Who needs a relaxing Canadian vacation, eh?

“We don’t take relaxing vacations, do we?” said my wife.

We were driving south along the Icefields Parkway, near Banff, Canada. Actually not near Banff. Nowhere near Banff. Banff is civilization, and out here we had already driven 3 hours into this desolate land of other-worldly beauty. A land of glaciers and bighorn sheep. Of no cellphone reception for at least 100 kilometers. Does such a thing exist?

My wife, daughter and I saw mother bears foraging with cubs on the side of the road. We drove through snow falling across the sub-alpine landscape … in June. JUNE!

We took an ice explorer – picture a bus atop a monster truck with the attitude of a bulldozer – and then walked across a glacier. A GLACIER! The temperature hovered at freezing, and the winds gusted to 50 mph. It stung my face, made my teeth burn and a child in a puffy jacket was nearly cartwheeled away. A guy dug a hole in the ice so we idiots could drink the glacial water flowing below.

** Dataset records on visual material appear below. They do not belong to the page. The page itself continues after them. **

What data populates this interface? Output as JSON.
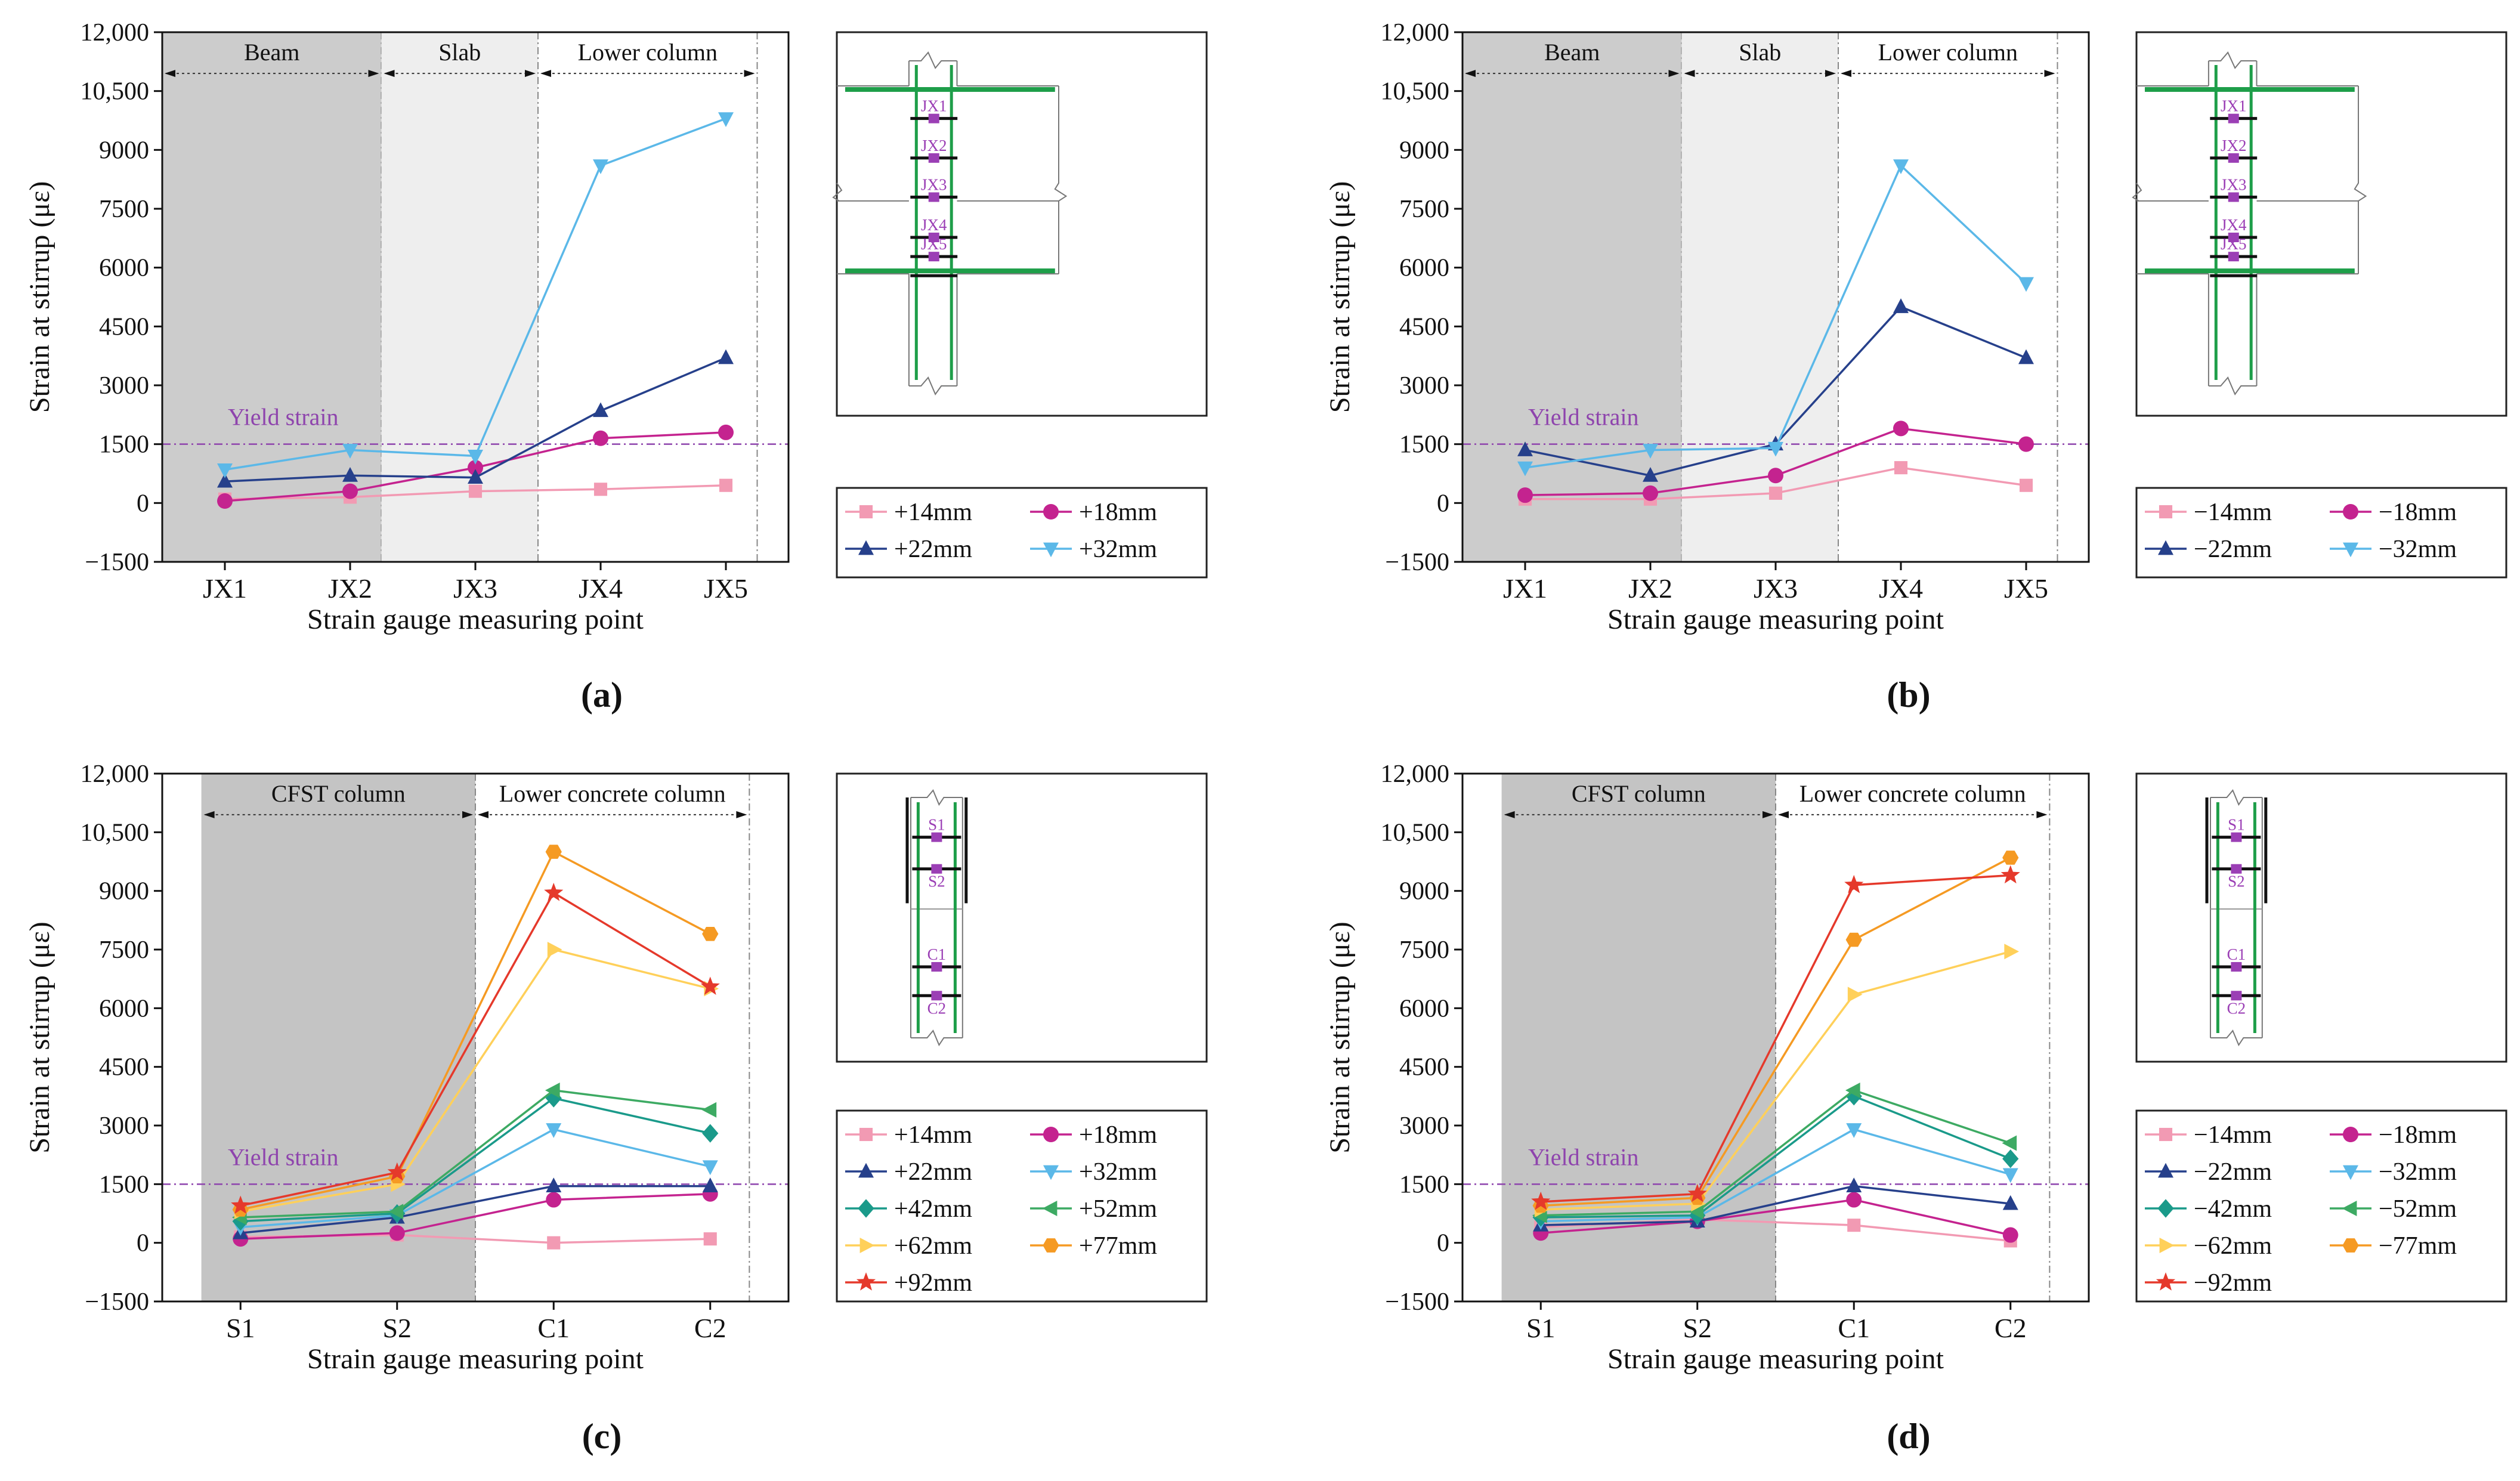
{
  "legend_symbols": {
    "square": "square",
    "circle": "circle",
    "up": "triangle-up",
    "down": "triangle-down",
    "diamond": "diamond",
    "left": "triangle-left",
    "right": "triangle-right",
    "hexagon": "hexagon",
    "star": "star"
  },
  "yield_strain": 1500,
  "chart_data": [
    {
      "type": "line",
      "panel_label": "(a)",
      "title": "",
      "xlabel": "Strain gauge measuring point",
      "ylabel": "Strain at stirrup (με)",
      "categories": [
        "JX1",
        "JX2",
        "JX3",
        "JX4",
        "JX5"
      ],
      "ylim": [
        -1500,
        12000
      ],
      "yticks": [
        -1500,
        0,
        1500,
        3000,
        4500,
        6000,
        7500,
        9000,
        10500,
        12000
      ],
      "ytick_labels": [
        "−1500",
        "0",
        "1500",
        "3000",
        "4500",
        "6000",
        "7500",
        "9000",
        "10,500",
        "12,000"
      ],
      "yield_label": "Yield strain",
      "regions": [
        {
          "label": "Beam",
          "from": -0.5,
          "to": 1.25,
          "shade": "#cccccc"
        },
        {
          "label": "Slab",
          "from": 1.25,
          "to": 2.5,
          "shade": "#eeeeee"
        },
        {
          "label": "Lower column",
          "from": 2.5,
          "to": 4.25,
          "shade": "none"
        }
      ],
      "series": [
        {
          "name": "+14mm",
          "color": "#f29ab3",
          "marker": "square",
          "values": [
            100,
            150,
            300,
            350,
            450
          ]
        },
        {
          "name": "+18mm",
          "color": "#c4238f",
          "marker": "circle",
          "values": [
            50,
            300,
            900,
            1650,
            1800
          ]
        },
        {
          "name": "+22mm",
          "color": "#26408b",
          "marker": "up",
          "values": [
            550,
            700,
            650,
            2350,
            3700
          ]
        },
        {
          "name": "+32mm",
          "color": "#5bb8e8",
          "marker": "down",
          "values": [
            850,
            1350,
            1200,
            8600,
            9800
          ]
        }
      ],
      "diagram": {
        "kind": "beam",
        "labels": [
          "JX1",
          "JX2",
          "JX3",
          "JX4",
          "JX5"
        ]
      }
    },
    {
      "type": "line",
      "panel_label": "(b)",
      "title": "",
      "xlabel": "Strain gauge measuring point",
      "ylabel": "Strain at stirrup (με)",
      "categories": [
        "JX1",
        "JX2",
        "JX3",
        "JX4",
        "JX5"
      ],
      "ylim": [
        -1500,
        12000
      ],
      "yticks": [
        -1500,
        0,
        1500,
        3000,
        4500,
        6000,
        7500,
        9000,
        10500,
        12000
      ],
      "ytick_labels": [
        "−1500",
        "0",
        "1500",
        "3000",
        "4500",
        "6000",
        "7500",
        "9000",
        "10,500",
        "12,000"
      ],
      "yield_label": "Yield strain",
      "regions": [
        {
          "label": "Beam",
          "from": -0.5,
          "to": 1.25,
          "shade": "#cccccc"
        },
        {
          "label": "Slab",
          "from": 1.25,
          "to": 2.5,
          "shade": "#eeeeee"
        },
        {
          "label": "Lower column",
          "from": 2.5,
          "to": 4.25,
          "shade": "none"
        }
      ],
      "series": [
        {
          "name": "−14mm",
          "color": "#f29ab3",
          "marker": "square",
          "values": [
            100,
            100,
            250,
            900,
            450
          ]
        },
        {
          "name": "−18mm",
          "color": "#c4238f",
          "marker": "circle",
          "values": [
            200,
            250,
            700,
            1900,
            1500
          ]
        },
        {
          "name": "−22mm",
          "color": "#26408b",
          "marker": "up",
          "values": [
            1350,
            700,
            1500,
            5000,
            3700
          ]
        },
        {
          "name": "−32mm",
          "color": "#5bb8e8",
          "marker": "down",
          "values": [
            900,
            1350,
            1400,
            8600,
            5600
          ]
        }
      ],
      "diagram": {
        "kind": "beam",
        "labels": [
          "JX1",
          "JX2",
          "JX3",
          "JX4",
          "JX5"
        ]
      }
    },
    {
      "type": "line",
      "panel_label": "(c)",
      "title": "",
      "xlabel": "Strain gauge measuring point",
      "ylabel": "Strain at stirrup (με)",
      "categories": [
        "S1",
        "S2",
        "C1",
        "C2"
      ],
      "ylim": [
        -1500,
        12000
      ],
      "yticks": [
        -1500,
        0,
        1500,
        3000,
        4500,
        6000,
        7500,
        9000,
        10500,
        12000
      ],
      "ytick_labels": [
        "−1500",
        "0",
        "1500",
        "3000",
        "4500",
        "6000",
        "7500",
        "9000",
        "10,500",
        "12,000"
      ],
      "yield_label": "Yield strain",
      "regions": [
        {
          "label": "CFST column",
          "from": -0.25,
          "to": 1.5,
          "shade": "#c4c4c4"
        },
        {
          "label": "Lower concrete column",
          "from": 1.5,
          "to": 3.25,
          "shade": "none"
        }
      ],
      "series": [
        {
          "name": "+14mm",
          "color": "#f29ab3",
          "marker": "square",
          "values": [
            150,
            200,
            0,
            100
          ]
        },
        {
          "name": "+18mm",
          "color": "#c4238f",
          "marker": "circle",
          "values": [
            100,
            250,
            1100,
            1250
          ]
        },
        {
          "name": "+22mm",
          "color": "#26408b",
          "marker": "up",
          "values": [
            250,
            650,
            1450,
            1450
          ]
        },
        {
          "name": "+32mm",
          "color": "#5bb8e8",
          "marker": "down",
          "values": [
            400,
            700,
            2900,
            1950
          ]
        },
        {
          "name": "+42mm",
          "color": "#1a9a8a",
          "marker": "diamond",
          "values": [
            550,
            750,
            3700,
            2800
          ]
        },
        {
          "name": "+52mm",
          "color": "#3daa63",
          "marker": "left",
          "values": [
            650,
            800,
            3900,
            3400
          ]
        },
        {
          "name": "+62mm",
          "color": "#ffd05a",
          "marker": "right",
          "values": [
            800,
            1500,
            7500,
            6500
          ]
        },
        {
          "name": "+77mm",
          "color": "#f59a23",
          "marker": "hexagon",
          "values": [
            850,
            1700,
            10000,
            7900
          ]
        },
        {
          "name": "+92mm",
          "color": "#e5392b",
          "marker": "star",
          "values": [
            950,
            1800,
            8950,
            6550
          ]
        }
      ],
      "diagram": {
        "kind": "column",
        "labels": [
          "S1",
          "S2",
          "C1",
          "C2"
        ]
      }
    },
    {
      "type": "line",
      "panel_label": "(d)",
      "title": "",
      "xlabel": "Strain gauge measuring point",
      "ylabel": "Strain at stirrup (με)",
      "categories": [
        "S1",
        "S2",
        "C1",
        "C2"
      ],
      "ylim": [
        -1500,
        12000
      ],
      "yticks": [
        -1500,
        0,
        1500,
        3000,
        4500,
        6000,
        7500,
        9000,
        10500,
        12000
      ],
      "ytick_labels": [
        "−1500",
        "0",
        "1500",
        "3000",
        "4500",
        "6000",
        "7500",
        "9000",
        "10,500",
        "12,000"
      ],
      "yield_label": "Yield strain",
      "regions": [
        {
          "label": "CFST column",
          "from": -0.25,
          "to": 1.5,
          "shade": "#c4c4c4"
        },
        {
          "label": "Lower concrete column",
          "from": 1.5,
          "to": 3.25,
          "shade": "none"
        }
      ],
      "series": [
        {
          "name": "−14mm",
          "color": "#f29ab3",
          "marker": "square",
          "values": [
            400,
            600,
            450,
            50
          ]
        },
        {
          "name": "−18mm",
          "color": "#c4238f",
          "marker": "circle",
          "values": [
            250,
            550,
            1100,
            200
          ]
        },
        {
          "name": "−22mm",
          "color": "#26408b",
          "marker": "up",
          "values": [
            450,
            550,
            1450,
            1000
          ]
        },
        {
          "name": "−32mm",
          "color": "#5bb8e8",
          "marker": "down",
          "values": [
            550,
            650,
            2900,
            1750
          ]
        },
        {
          "name": "−42mm",
          "color": "#1a9a8a",
          "marker": "diamond",
          "values": [
            650,
            700,
            3750,
            2150
          ]
        },
        {
          "name": "−52mm",
          "color": "#3daa63",
          "marker": "left",
          "values": [
            700,
            800,
            3900,
            2550
          ]
        },
        {
          "name": "−62mm",
          "color": "#ffd05a",
          "marker": "right",
          "values": [
            850,
            1000,
            6350,
            7450
          ]
        },
        {
          "name": "−77mm",
          "color": "#f59a23",
          "marker": "hexagon",
          "values": [
            950,
            1150,
            7750,
            9850
          ]
        },
        {
          "name": "−92mm",
          "color": "#e5392b",
          "marker": "star",
          "values": [
            1050,
            1250,
            9150,
            9400
          ]
        }
      ],
      "diagram": {
        "kind": "column",
        "labels": [
          "S1",
          "S2",
          "C1",
          "C2"
        ]
      }
    }
  ]
}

I stepped in a snowdrift that swallowed my leg to the knee.

The three of us were exhausted as the day waned and we drove the three hours back to our rented house in Golden. That’s when my wife said, “We don’t take relaxing vacations, do we?”

I didn’t know how to take her comment. General commentary? Polite criticism? “I married a moron?”

I hoped it was a badge of honor. Something signifying glory. And not that my hard-charging approach to vacationing was nearing mutiny.

I thought back to a family I noticed in a gift shop in Victoria, a ferry ride west of Vancouver. There we saw orcas on a speedy catamaran and marveled at the smooth pebble beaches near the Pacific. These people had just arrived on a cruise ship headed for Alaska. They looked relaxed and rested. I made note of this. Maybe we are supposed to be like them?

The father didn’t look like he had knots in his stomach. The way I often get when I wonder if I’ve gotten ourselves in over our heads. Planned a trip with too many stops. Too many variables. Too little baked-in relaxation.

That my 12-year-old daughter won’t look back on these trips with fond admiration, but instead will think her father was a crackpot.

I hold my trips to high standards. That’s thanks to my dad. He used to take my brother and me hiking in the Colorado Rockies or fishing for golden trout in the Sierras. We ventured about in Montana to places that barely made maps. Once we got caught “gun-running” with un-declared .22 rifles crossing into Canada. (He got a fine and a finger-wagging.)

I think about these trips when I plan mine. Hard-charging. Meticulously researched. Not for the faint-of-heart. You don’t end the day feeling relaxed and re-charged. You’re exhausted. But you feel alive, and your view of the world has changed.

You might need a vacation from your vacation, but years later, you’re still talking about it. That’s my hope. And, that one day a new generation will trek down a mesmerizing road that is anything but relaxing.